Vollmacht

Mit einer rechtsgültigen Vollmacht sorgen Unternehmen dafür, dass sie jederzeit handlungsfähig bleiben.

Vollmacht: Wann ist sie besonders wichtig?

Im Geschäftsleben ist es besonders wichtig, jederzeit handlungsfähig zu bleiben. Das gilt auch bei Abwesenheit oder Krankheit wichtiger Führungskräfte. Sorgen Sie daher in Ihrem Unternehmen rechtzeitig dafür, dass Sie sich in wichtigen Angelegenheiten vertreten lassen können: Durch eine schriftliche Vollmacht können Sie Personen oder auch Gesellschaften beauftragen, Handlungen oder Rechtsgeschäfte in Ihrem Auftrag durchzuführen.

Eine Vollmacht ist ein verbindliches Dokument mit eindeutig geregelten rechtlichen Konsequenzen:

  • Sie gibt dem Bevollmächtigten die Möglichkeit, sich gegenüber Geschäftspartnern, Behörden oder Privatpersonen zu legitimieren.
  • Die Handlungen und Geschäfte des Bevollmächtigten haben unmittelbare rechtliche Wirkungen, die für den Vollmachtgeber bindend sind.

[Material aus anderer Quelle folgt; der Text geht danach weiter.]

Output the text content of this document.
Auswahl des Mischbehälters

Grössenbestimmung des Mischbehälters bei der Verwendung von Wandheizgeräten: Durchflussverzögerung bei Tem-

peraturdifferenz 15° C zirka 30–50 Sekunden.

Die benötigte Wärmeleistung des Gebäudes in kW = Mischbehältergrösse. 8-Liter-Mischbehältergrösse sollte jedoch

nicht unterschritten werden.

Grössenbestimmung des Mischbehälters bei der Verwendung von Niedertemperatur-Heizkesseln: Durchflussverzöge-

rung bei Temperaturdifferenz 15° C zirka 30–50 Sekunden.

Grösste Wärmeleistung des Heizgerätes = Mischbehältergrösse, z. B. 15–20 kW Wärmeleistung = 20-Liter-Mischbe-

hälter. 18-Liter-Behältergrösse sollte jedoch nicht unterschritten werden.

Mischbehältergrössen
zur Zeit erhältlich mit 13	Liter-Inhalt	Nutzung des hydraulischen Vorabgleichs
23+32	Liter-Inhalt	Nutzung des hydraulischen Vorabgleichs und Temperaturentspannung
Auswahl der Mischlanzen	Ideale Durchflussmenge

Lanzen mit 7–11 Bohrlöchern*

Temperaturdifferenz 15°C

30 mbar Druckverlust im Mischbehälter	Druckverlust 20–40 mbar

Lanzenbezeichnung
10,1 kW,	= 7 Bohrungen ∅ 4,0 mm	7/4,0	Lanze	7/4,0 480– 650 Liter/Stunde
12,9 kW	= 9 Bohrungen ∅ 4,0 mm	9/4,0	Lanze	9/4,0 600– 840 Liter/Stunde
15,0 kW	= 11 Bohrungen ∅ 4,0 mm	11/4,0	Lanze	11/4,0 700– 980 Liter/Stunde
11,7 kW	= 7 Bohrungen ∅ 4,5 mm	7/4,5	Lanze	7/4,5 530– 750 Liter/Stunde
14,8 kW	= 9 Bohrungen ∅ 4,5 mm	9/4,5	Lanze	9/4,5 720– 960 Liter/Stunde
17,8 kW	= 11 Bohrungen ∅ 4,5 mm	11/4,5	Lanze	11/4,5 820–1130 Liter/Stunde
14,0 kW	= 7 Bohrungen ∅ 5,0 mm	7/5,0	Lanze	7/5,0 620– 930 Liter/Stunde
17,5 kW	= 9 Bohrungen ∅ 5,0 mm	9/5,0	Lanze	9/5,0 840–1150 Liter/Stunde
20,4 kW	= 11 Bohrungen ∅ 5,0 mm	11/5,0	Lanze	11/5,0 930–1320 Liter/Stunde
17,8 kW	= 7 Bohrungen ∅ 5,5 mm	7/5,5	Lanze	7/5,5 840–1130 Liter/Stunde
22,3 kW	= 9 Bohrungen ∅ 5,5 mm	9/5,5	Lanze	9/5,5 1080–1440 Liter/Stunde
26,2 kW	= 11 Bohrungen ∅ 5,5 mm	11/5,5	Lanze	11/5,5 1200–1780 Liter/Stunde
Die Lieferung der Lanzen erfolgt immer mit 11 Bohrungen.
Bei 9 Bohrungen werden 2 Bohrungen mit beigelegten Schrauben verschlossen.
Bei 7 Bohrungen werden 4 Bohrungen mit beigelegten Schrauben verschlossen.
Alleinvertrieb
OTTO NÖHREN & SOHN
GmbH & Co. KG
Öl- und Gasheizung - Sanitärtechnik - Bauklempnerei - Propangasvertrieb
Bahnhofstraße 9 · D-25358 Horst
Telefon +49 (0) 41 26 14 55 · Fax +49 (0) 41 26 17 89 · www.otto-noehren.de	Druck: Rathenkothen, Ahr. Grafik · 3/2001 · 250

Eine Vollmacht sollte folgende Elemente enthalten:

  • Die Bezeichnung „Vollmacht“
  • Angaben zum Bevollmächtigten: Vorname und Name, Wohnort, Straße und Hausnummer
  • Angaben zum Vollmachtgeber
  • Detaillierte Beschreibung der Vollmacht
  • Zeitliche Gültigkeit der Vollmacht
  • Ort und Datum der Ausstellung
  • Unterschrift des Vollmachtgebers

Vier Formen der Vollmacht

Man unterscheidet vier verschiedene Formen einer Vollmacht, die unterschiedliche rechtliche Reichweiten und Konsequenzen haben:

  1. Einzelvollmacht: Sie bevollmächtigt den Vertreter für ein einzelnes Rechtsgeschäft. Sie muss nicht widerrufen werden, da sie automatisch erlischt, wenn das Rechtsgeschäft erfüllt ist.
  2. Gattungsvollmacht: In dieser Vollmacht werden Vertragsarten beschrieben, die der Bevollmächtigte abschließen darf. Diese standardisierte Vollmachtsform wurde entwickelt, um eine Vielzahl von Einzelvollmachten zu vermeiden. Der Bevollmächtigte darf etwa alle Kauf- oder Mietverträge abschließen, ohne jeweils eine neue Vollmacht vorzulegen.
  3. Handlungsvollmacht: Diese Vollmacht legitimiert den Vertreter, bis auf klar definierte Ausnahmen alle Rechtsgeschäfte vorzunehmen, die in einer Firma entstehen. Ausgenommen sind nur Grundstücksgeschäfte, Wechselverbindlichkeiten, Darlehnsgeschäfte und Prozessführung.
  4. Generalvollmacht: Sie ist die umfassendste Vollmachtsform. Sie legitimiert den Bevollmächtigten, den Vollmachtgeber in allen gesetzlich zulässigen Fällen gerichtlich und außergerichtlich zu vertreten.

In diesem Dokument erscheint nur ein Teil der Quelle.